STEINS; GATE ~抗い続けた者たちの執念のエピグラフ~ 作:明治アル蜜柑
ちょっと間の抜けた爆発音とともに、部屋の中が煙に包まれた。
「けほけほっ!窓!窓開けてっ!」
「げほげほげほ!オ、オーキー……げほっ、ドーキー……」
真帆は開発室から這うようにしてリビングに脱出した。
至が慌てて窓を開けると、階下からオーナーの男性と思われる怒鳴り声が聞こえてきた。
「おい、橋田!今の音はなんだっ⁉おめえ、テロでも起こす気か!通報するぞ!」
「サーセン!電子レンジが爆発したんですお!」
至が窓から顔を出し、下に向かってペコペコしている。
「今時の電子レンジが爆発するかよっ!どんんだけ古いの使ってんだ!」
「いまだにブラウン管を愛用してるブラウン氏に言われたくないお……」
「なんか言ったか橋田ぁ!」
「な、なんでもないですお!」
しばらくやり取りした後、オーナーが納得したらしく、窓越しの口論は終わった。
「はー、それにしてもビビったぁ」
そう言って額の汗を拭う至の顔も服も、ススで黒く汚れていた。
「ビビったじゃないわよ!」
真帆の方のそれは同様だ。髪の毛先はところどころチリチリになってしまったし、せっかく用意した白衣も、真っ黒になってしまった。
「どういうことか説明して。なぜいきなり煙を噴いたの⁉」
「電子レンジが原因だと思われ。粗大ゴミで捨てられてたのを拾ってきたヤツだから、どこかショートしたのかも」
「拾って来たって———あなたねぇっ!私たちが作ろうとしているものは、人類史に名を残す大発明なのよ!なのになんで、粗大ゴミを部品に使っているの⁉」
「業務用の電子レンジは高いのだぜ……」
「信じられない……。私のクレジットカードを使ってもいいから、なんとかしなさい!」
真帆としてもそれほどたくさん貯金があるわけではなかったが、背に腹は代えられなかった。
「それは助かるお!」
「はぁ……」
真帆は汗とススにまみれた顔をタオルで拭った。真っ白だったタオルは、たちまち真っ黒になった。
「もう我慢できないわ。エアコンを入れるわよ」
「それは無理!電話レンジ(仮)弐号機と一緒に稼働させると、ブレーカーが落ちるんで。つーかそのエアコン、電気代がとんでもない事になるから、1日1時間しか使うの禁止って言ったっしょ?」
「…………」
なんという、劣悪な環境なのだろう。紅莉栖はこんな環境でタイムリープマシンを作り上げたのだろうか。それを考えただけでも、真帆は紅莉栖の事を尊敬しなおした。

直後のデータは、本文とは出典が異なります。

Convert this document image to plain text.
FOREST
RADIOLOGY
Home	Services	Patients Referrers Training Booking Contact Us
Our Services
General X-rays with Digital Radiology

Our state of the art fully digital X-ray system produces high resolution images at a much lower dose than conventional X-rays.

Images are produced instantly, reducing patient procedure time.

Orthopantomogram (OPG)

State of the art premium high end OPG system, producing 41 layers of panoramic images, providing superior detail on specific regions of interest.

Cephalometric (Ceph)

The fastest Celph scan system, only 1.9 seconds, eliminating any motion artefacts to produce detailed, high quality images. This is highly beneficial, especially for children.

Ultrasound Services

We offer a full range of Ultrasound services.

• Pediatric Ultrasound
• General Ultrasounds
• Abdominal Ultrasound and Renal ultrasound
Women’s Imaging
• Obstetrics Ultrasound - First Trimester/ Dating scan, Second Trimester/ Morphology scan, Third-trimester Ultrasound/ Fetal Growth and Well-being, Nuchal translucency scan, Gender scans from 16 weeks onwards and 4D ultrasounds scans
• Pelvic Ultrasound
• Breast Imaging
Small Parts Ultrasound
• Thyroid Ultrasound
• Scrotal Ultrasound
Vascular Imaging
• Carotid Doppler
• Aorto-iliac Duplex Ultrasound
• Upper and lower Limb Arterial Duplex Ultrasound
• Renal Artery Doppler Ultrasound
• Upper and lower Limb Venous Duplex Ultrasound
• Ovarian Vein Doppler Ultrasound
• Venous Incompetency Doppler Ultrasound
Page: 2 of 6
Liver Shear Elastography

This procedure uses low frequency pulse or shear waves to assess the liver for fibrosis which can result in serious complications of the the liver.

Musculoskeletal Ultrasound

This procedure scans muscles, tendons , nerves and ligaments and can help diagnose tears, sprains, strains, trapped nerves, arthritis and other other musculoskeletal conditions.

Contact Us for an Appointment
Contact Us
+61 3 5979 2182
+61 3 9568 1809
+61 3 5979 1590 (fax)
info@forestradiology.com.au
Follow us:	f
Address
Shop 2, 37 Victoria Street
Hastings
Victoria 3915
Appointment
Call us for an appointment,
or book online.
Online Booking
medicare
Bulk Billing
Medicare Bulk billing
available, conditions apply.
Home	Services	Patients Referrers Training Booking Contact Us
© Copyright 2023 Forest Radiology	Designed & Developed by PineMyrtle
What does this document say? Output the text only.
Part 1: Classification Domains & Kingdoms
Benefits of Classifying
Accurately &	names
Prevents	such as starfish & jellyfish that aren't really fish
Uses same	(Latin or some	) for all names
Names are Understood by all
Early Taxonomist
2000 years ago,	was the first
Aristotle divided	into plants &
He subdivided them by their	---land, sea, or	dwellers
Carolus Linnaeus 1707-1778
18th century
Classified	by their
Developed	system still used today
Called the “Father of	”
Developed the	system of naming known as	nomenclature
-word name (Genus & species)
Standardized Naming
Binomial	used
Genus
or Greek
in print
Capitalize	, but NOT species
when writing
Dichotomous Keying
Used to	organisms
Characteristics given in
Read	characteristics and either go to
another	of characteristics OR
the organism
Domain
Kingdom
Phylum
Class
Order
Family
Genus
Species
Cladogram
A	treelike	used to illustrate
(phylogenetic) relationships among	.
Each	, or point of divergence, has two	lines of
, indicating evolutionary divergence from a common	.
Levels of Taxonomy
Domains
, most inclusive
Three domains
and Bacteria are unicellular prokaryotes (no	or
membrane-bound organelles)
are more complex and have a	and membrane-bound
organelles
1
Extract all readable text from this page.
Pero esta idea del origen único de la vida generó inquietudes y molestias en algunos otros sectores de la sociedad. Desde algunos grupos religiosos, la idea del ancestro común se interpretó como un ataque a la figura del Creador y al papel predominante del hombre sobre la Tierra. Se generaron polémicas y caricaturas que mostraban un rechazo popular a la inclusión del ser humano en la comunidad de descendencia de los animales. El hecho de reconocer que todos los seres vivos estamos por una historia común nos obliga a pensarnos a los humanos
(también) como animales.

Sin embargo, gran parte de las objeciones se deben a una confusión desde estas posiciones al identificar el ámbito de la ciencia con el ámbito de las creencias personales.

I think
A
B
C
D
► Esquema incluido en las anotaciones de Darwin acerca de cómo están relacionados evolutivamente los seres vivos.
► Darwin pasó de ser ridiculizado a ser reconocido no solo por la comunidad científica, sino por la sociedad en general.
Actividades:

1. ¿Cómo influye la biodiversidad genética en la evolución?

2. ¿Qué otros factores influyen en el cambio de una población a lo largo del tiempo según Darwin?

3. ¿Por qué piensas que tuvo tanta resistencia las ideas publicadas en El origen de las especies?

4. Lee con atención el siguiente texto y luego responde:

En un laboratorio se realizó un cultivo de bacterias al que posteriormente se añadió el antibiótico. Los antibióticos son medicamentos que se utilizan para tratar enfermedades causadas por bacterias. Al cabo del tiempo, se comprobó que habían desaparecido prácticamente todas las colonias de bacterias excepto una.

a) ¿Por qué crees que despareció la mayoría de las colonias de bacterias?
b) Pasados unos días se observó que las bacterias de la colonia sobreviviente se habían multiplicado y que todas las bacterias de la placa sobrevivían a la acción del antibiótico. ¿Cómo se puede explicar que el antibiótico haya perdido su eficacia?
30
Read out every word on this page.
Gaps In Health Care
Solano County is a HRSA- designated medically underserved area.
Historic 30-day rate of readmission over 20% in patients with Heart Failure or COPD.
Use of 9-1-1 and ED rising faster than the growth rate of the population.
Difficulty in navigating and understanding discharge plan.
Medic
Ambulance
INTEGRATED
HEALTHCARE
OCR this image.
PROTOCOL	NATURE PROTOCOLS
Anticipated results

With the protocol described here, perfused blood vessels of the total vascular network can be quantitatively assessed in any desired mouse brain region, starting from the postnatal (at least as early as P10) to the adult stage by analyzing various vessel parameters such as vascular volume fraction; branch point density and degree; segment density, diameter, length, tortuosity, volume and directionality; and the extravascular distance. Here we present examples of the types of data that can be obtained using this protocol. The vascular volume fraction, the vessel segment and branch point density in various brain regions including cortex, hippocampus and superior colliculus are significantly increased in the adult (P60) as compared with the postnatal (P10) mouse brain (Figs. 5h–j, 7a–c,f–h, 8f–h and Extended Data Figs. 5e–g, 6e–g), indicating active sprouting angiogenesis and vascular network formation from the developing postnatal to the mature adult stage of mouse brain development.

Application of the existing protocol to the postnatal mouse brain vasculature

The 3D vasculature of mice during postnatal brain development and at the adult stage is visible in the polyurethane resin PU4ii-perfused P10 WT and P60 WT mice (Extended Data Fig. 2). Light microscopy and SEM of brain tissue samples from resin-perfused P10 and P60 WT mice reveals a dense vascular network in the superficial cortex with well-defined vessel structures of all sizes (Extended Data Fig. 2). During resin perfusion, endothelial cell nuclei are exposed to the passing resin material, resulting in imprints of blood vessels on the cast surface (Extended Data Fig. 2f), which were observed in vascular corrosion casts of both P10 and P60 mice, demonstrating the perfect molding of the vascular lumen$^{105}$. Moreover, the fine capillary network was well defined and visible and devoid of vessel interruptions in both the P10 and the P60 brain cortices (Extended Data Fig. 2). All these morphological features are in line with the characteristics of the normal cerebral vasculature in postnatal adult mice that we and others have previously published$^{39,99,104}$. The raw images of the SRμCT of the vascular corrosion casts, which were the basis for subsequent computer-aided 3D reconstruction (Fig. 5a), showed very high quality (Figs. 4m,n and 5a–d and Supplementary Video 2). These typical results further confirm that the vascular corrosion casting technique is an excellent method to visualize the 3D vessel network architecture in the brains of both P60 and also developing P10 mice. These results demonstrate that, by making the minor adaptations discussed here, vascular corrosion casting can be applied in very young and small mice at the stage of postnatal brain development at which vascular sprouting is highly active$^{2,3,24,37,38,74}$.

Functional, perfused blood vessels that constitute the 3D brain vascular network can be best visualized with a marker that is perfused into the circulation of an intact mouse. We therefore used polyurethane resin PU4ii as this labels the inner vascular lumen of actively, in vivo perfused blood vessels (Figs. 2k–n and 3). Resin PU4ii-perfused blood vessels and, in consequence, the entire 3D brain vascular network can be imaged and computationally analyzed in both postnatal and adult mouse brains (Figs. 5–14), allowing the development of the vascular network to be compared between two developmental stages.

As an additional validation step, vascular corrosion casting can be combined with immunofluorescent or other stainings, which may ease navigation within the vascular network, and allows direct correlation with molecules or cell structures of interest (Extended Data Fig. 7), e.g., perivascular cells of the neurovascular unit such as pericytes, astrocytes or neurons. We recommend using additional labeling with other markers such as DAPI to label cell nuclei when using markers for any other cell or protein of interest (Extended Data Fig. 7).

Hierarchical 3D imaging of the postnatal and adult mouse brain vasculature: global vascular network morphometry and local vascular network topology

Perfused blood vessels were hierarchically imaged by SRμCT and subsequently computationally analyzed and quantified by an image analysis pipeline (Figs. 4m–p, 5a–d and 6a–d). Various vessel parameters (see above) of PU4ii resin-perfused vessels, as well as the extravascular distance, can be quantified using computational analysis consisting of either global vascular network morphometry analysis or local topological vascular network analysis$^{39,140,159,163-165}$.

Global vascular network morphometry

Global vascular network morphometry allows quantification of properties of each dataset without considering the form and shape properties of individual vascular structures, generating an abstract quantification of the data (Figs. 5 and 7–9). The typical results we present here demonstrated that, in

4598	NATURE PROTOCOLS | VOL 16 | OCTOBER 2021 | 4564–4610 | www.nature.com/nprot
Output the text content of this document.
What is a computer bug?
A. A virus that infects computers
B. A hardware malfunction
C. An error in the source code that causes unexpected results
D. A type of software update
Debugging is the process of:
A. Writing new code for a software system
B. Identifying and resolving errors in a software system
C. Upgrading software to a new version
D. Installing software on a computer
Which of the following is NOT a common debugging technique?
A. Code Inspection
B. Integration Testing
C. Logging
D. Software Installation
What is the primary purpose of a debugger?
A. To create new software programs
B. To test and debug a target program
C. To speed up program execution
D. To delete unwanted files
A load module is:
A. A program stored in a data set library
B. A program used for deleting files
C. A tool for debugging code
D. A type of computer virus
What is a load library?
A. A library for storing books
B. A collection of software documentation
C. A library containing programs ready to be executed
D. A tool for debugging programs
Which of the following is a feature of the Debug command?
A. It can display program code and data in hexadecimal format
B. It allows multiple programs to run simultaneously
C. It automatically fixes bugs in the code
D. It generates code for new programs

「わかったわよ。でも髪までススまみれだから、シャワーを借りたいのだけれど」
「どうぞどうぞ」
「もしちょっとでも覗くような真似をしたら……すぐに鈴羽さんに連絡するから、そのつもりで」
「そんなことしないって……」
真帆の警告に対し、至はなぜかしょんぼりして肩を落とした。
「つーかボクは今、そういう冗談に付き合っていられるほど心の余裕はないお……」
真帆としては別に冗談で言ったつもりではなく、いたって真面目なのだが。
「傷心のボクは、今週はエロゲすら断ってる状態なんで……はぁ……」
真帆が来日した日に、デートで大きな失敗をやらかしたらしい事は鈴羽から聞いていた。それ以降、至は普段に比べるとおとなしくなっているのは事実だ。
まゆりなんかは、ダルくんがえっちなゲームをやろうとしないなんて、てんぺいちいの前触れだよぉ!などと言っていた。
エロゲなるものを断つ意味は真帆には理解できなかったが。そんなゲームをしている至に、デート相手がいるということの方が不思議だった。
お相手の阿万音由季は真帆も会ったことがある。あんな美人が、この野獣のような見た目の至と、将来結婚するなど、想像もつかなかった。
(私だって、異性と交際どころか、デートなんてしたこともないのに……)
幼いまま育つ見込みのない自分の身体を見下ろして、きつく拳を握りしめた。